Payday is a day that all workers look forward to. As a small business owner, are you aware of the different ways you can run payroll and the schedules that exist? With weekly, bi-weekly, semi-monthly and monthly options you may be overwhelmed with which schedule to choose. However, in some cases, that choice is made for you depending on what state you live in. Here’s what you need to know when setting up a payroll schedule.

Listen To Your State

Before we break down each option in more detail, let’s first tackle your state laws. The United States Department of Labor (DOL) explains the requirements for each state. For example, if you work in California, the DOL states that you must pay weekly, bi-weekly or semi-monthly, however, there are occupation requirements for weekly and bi-weekly schedules that you would have to look into. On the flip side, in Pennsylvania, there are no requirements and the employer has full choice over when to pay employees.

To see the requirements in your state check out this information from the DOL.

Understand Your Options

Whether you get to choose your payroll schedule or have to follow the requirements from the DOL, it helps to understand what type of schedule you’re running.

Weekly: Employees will be paid once per week. This method would involve you spending the most time on running payroll, since it will be time every week, however it does work better in some industries than others.

Bi-weekly: Employees will be paid every other week, with a total of 26 paychecks for the year. Additionally, due to this schedule, there will be two months where an employee receives three paychecks. This is a predictable method and will be easy for you and your employees to follow.

Semi-monthly: Very similar to bi-weekly, except that employees will receive 24 paychecks for the year. Additionally, this could be helpful for running reports since the second paycheck will happen at month end, making it easy to collect all data at once.
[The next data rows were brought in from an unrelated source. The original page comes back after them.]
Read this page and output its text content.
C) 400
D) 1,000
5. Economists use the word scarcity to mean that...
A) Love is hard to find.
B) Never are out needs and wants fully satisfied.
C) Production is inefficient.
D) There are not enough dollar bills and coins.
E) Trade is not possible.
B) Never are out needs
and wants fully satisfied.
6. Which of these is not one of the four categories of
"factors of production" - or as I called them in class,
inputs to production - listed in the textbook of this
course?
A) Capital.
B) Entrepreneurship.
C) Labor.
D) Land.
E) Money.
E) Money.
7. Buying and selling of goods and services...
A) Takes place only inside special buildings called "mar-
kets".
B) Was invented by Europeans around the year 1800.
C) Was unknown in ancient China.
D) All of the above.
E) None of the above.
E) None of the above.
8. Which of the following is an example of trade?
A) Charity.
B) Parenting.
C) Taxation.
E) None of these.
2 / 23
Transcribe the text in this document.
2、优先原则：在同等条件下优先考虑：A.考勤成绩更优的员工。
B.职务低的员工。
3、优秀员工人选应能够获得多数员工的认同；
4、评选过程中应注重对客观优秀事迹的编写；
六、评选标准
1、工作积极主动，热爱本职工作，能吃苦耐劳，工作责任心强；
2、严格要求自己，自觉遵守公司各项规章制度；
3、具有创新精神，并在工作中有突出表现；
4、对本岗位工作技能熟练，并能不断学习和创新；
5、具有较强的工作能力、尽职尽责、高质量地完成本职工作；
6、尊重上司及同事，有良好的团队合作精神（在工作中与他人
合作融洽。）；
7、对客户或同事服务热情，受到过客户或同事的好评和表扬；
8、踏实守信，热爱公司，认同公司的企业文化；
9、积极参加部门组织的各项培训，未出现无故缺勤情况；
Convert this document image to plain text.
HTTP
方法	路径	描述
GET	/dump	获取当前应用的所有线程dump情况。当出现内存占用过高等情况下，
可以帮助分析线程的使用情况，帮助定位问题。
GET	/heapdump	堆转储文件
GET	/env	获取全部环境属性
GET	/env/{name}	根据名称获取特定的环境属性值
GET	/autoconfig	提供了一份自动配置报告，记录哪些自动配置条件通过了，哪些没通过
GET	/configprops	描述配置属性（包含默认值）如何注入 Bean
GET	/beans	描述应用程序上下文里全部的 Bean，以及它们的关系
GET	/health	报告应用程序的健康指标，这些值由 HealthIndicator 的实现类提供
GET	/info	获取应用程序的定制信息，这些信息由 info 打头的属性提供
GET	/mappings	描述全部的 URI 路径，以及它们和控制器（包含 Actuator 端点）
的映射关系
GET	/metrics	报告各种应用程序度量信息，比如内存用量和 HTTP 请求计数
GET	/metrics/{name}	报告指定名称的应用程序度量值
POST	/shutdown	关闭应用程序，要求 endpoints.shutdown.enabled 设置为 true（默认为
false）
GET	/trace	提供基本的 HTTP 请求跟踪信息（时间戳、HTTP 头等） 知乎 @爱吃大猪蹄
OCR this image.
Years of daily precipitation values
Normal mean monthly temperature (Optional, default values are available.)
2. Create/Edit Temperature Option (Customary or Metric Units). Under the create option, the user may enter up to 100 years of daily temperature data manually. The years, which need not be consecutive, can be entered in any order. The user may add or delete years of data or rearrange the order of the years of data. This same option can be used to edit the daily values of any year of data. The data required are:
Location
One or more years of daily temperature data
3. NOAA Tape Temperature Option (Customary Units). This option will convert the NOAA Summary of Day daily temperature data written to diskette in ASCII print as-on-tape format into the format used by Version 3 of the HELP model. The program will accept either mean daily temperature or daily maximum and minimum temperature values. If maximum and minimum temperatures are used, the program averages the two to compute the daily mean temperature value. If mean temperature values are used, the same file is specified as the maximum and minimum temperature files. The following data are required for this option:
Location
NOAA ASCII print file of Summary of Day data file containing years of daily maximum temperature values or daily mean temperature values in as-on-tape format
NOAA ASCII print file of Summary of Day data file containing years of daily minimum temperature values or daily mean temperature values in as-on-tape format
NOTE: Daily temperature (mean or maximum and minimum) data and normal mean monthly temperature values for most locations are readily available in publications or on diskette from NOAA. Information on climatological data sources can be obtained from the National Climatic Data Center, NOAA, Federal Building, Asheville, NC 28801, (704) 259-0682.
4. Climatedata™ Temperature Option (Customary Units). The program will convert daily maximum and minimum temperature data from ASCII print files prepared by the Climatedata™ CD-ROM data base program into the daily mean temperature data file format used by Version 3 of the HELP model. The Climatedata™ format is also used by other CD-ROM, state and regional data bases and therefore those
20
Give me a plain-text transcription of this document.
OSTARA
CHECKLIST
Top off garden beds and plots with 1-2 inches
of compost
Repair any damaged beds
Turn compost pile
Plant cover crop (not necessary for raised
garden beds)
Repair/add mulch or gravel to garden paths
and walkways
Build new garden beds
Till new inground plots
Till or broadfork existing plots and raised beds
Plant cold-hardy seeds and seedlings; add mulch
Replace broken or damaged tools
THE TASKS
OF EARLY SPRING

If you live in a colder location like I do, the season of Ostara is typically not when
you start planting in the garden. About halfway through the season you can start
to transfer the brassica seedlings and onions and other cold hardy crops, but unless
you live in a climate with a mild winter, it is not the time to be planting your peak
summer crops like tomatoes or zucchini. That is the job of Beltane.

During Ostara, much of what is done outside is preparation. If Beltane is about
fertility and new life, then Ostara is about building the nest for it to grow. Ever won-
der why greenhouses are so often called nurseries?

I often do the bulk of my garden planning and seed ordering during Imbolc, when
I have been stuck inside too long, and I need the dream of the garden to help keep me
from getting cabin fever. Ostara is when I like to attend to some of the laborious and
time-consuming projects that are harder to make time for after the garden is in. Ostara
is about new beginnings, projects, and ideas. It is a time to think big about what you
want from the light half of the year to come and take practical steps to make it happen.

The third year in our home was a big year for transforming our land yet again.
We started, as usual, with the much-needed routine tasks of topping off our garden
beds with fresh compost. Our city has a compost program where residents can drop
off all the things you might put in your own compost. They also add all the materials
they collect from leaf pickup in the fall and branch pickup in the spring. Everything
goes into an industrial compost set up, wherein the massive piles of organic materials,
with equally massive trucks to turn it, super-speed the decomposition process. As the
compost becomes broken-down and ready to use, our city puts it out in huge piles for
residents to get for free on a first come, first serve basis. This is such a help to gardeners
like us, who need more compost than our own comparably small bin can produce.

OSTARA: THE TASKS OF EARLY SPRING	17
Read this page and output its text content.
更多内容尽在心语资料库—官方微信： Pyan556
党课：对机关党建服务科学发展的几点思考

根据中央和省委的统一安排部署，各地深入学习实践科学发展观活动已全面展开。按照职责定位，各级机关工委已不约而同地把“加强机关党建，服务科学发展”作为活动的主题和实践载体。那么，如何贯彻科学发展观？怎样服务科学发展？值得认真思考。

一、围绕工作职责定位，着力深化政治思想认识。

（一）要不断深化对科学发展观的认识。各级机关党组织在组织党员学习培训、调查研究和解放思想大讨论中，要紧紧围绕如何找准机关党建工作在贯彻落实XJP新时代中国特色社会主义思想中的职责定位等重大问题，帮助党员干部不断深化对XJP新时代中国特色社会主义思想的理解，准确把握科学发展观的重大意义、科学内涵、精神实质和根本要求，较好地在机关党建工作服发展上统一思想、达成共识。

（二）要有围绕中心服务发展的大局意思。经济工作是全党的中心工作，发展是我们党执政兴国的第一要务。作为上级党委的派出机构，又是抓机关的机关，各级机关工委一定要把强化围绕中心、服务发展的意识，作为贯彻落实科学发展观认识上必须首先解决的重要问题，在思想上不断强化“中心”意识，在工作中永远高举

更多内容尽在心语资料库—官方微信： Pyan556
Monthly: Employees will be paid once per month. This would be a beneficial option as a business owner as you only run payroll once a month, but it can create financial strain for your employees.

Bottom Line

There is no one size fits all option for payroll schedules. Depending on your type of business, the employees you have, and your state, it can take some time to figure out which option is best for you. As mentioned, if you do have the choice, think hard about your decision and if you need more help you can always refer to our pros and cons list of each payroll schedule option.